Amazon ElastiCache for Redis
ElastiCache for Redis User Guide (API Version 2015-02-02)

Which Metrics Should I Monitor?

The following CloudWatch metrics offer good insight into ElastiCache performance. In most cases, we recommend that you set CloudWatch alarms for these metrics so that you can take corrective action before performance issues occur.

CPUUtilization

This is a host-level metric reported as a percent. For more information, see Host-Level Metrics.

Generally speaking, we suggest you set your threshold at 90% of your available CPU bandwidth. Because Redis is single-threaded, the actual threshold value should be calculated as a fraction of the node's total capacity. For example, suppose you are using a node type that has four cores. In this case, the threshold for CPUUtilization would be 90/4, or 22.5%. To find the number of cores (vCPUs) your node type has, see Amazon ElastiCache Pricing.

You will need to determine your own threshold, based on the number of cores in the cache node that you are using. If you exceed this threshold, and your main workload is from read requests, scale your cache cluster out by adding read replicas. If the main workload is from write requests, depending on your cluster configuration, we recommend that you:

  • Redis (cluster mode disabled) clusters: scale up by using a larger cache instance type.

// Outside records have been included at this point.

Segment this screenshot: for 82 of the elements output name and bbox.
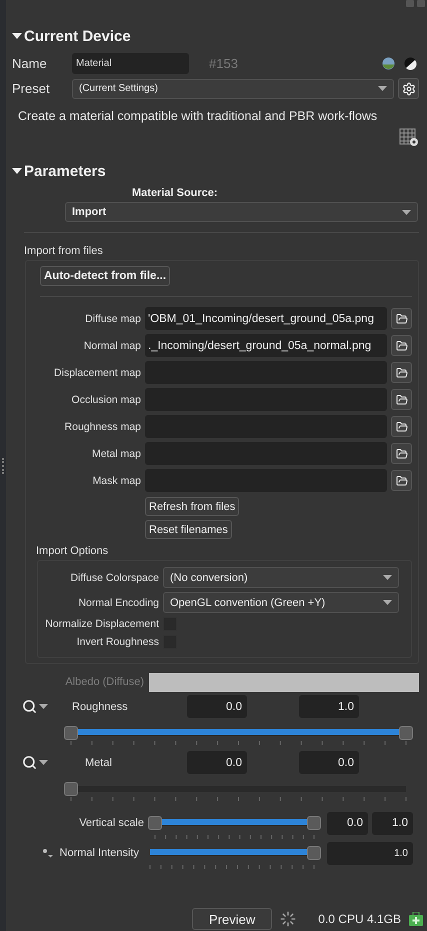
group-heading: Import from files (24, 245, 104, 257)
slider-label: Vertical scale (78, 817, 145, 829)
slider-thumb[interactable] (148, 816, 162, 830)
value-field[interactable]: 0.0 (327, 812, 368, 834)
folder-icon (396, 448, 408, 460)
slider-track[interactable] (148, 816, 321, 830)
spinner-icon (280, 911, 296, 927)
grid-settings-icon[interactable] (399, 128, 419, 146)
file-action-button[interactable]: Reset filenames (145, 520, 232, 539)
folder-button[interactable] (391, 308, 412, 329)
file-path-field[interactable]: ._Incoming/desert_ground_05a_normal.png (145, 334, 387, 357)
option-dropdown[interactable]: (No conversion) (163, 567, 399, 588)
folder-icon (396, 366, 408, 378)
sphere-icon[interactable] (382, 56, 395, 70)
max-value-field[interactable]: 1.0 (299, 695, 359, 718)
resource-stats: 0.0 CPU 4.1GB (318, 912, 401, 926)
caret-icon (383, 575, 392, 580)
albedo-label: Albedo (Diffuse) (64, 676, 145, 688)
map-label: Occlusion map (70, 394, 142, 406)
drag-handle[interactable] (2, 458, 4, 474)
contrast-icon[interactable] (404, 56, 417, 70)
slider-thumb[interactable] (399, 726, 413, 740)
map-label: Mask map (92, 474, 142, 486)
autodetect-button[interactable]: Auto-detect from file... (40, 266, 170, 286)
folder-button[interactable] (391, 416, 412, 437)
medkit-icon[interactable] (409, 912, 423, 926)
map-label: Roughness map (64, 420, 142, 432)
section-header[interactable]: Current Device (12, 26, 419, 46)
slider-track[interactable] (64, 726, 413, 740)
preset-dropdown[interactable]: (Current Settings) (72, 78, 394, 98)
source-label: Material Source: (132, 187, 219, 199)
option-label: Diffuse Colorspace (69, 572, 160, 584)
caret-icon (402, 210, 411, 214)
slider-thumb[interactable] (64, 726, 78, 740)
device-id: #153 (209, 56, 238, 70)
caret-icon (378, 86, 387, 91)
param-label: Roughness (71, 700, 129, 712)
dot-caret-icon[interactable] (42, 848, 54, 858)
section-header[interactable]: Parameters (12, 161, 419, 181)
folder-button[interactable] (391, 470, 412, 491)
folder-button[interactable] (391, 335, 412, 356)
caret-icon (383, 600, 392, 605)
folder-icon (396, 394, 408, 406)
map-label: Displacement map (53, 366, 142, 378)
albedo-swatch[interactable] (149, 672, 419, 692)
max-value-field[interactable]: 0.0 (299, 751, 359, 774)
param-label: Metal (84, 756, 113, 768)
min-value-field[interactable]: 0.0 (187, 751, 247, 774)
option-label: Normalize Displacement (44, 618, 160, 630)
map-label: Normal map (82, 340, 142, 352)
settings-button[interactable] (398, 78, 419, 99)
group-heading: Import Options (36, 545, 110, 557)
slider-thumb[interactable] (307, 816, 321, 830)
file-action-button[interactable]: Refresh from files (145, 497, 240, 516)
slider-thumb[interactable] (307, 846, 321, 860)
slider-thumb[interactable] (64, 782, 78, 796)
folder-button[interactable] (391, 389, 412, 410)
file-path-field[interactable]: 'OBM_01_Incoming/desert_ground_05a.png (145, 307, 387, 330)
caret-icon (39, 704, 48, 709)
min-value-field[interactable]: 0.0 (187, 695, 247, 718)
device-description: Create a material compatible with traditional and PBR work-flows (18, 109, 378, 123)
folder-icon (396, 340, 408, 352)
map-label: Metal map (90, 448, 142, 460)
name-field[interactable]: Material (72, 52, 189, 74)
source-dropdown[interactable]: Import (65, 202, 418, 222)
caret-icon (39, 760, 48, 765)
slider-label: Normal Intensity (58, 847, 140, 859)
option-dropdown[interactable]: OpenGL convention (Green +Y) (163, 592, 399, 613)
folder-button[interactable] (391, 362, 412, 383)
option-label: Invert Roughness (76, 636, 160, 648)
map-label: Diffuse map (84, 312, 142, 324)
folder-icon (396, 312, 408, 324)
option-label: Normal Encoding (77, 596, 160, 608)
folder-icon (396, 474, 408, 486)
settings-icon (402, 82, 416, 96)
field-label: Preset (12, 81, 51, 96)
preview-button[interactable]: Preview (192, 908, 272, 930)
field-label: Name (12, 56, 48, 70)
folder-icon (396, 420, 408, 432)
value-field[interactable]: 1.0 (372, 812, 413, 834)
folder-button[interactable] (391, 443, 412, 464)
value-field[interactable]: 1.0 (327, 842, 413, 864)
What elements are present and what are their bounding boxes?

  • Redis (cluster mode enabled) clusters: add more shards to distribute the write workload across more primary nodes.

Tip

Instead of using the Host-Level metric CPUUtilization, Redis users might be able to use the Redis metric EngineCPUUtilization which reports the percent of usage on the single core available to you. To see if this metric is available on your nodes and for more information, see Metrics for Redis.

SwapUsage

This is a host-level metric reported in bytes. For more information, see Host-Level Metrics.

This metric should not exceed 50 MB. If it does, see the following topics:

Evictions

This is a cache engine metric. We recommend that you determine your own alarm threshold for this metric based on your application needs.

CurrConnections

This is a cache engine metric. We recommend that you determine your own alarm threshold for this metric based on your application needs.

An increasing number of CurrConnections might indicate a problem with your application; you will need to investigate the application behavior to address this issue.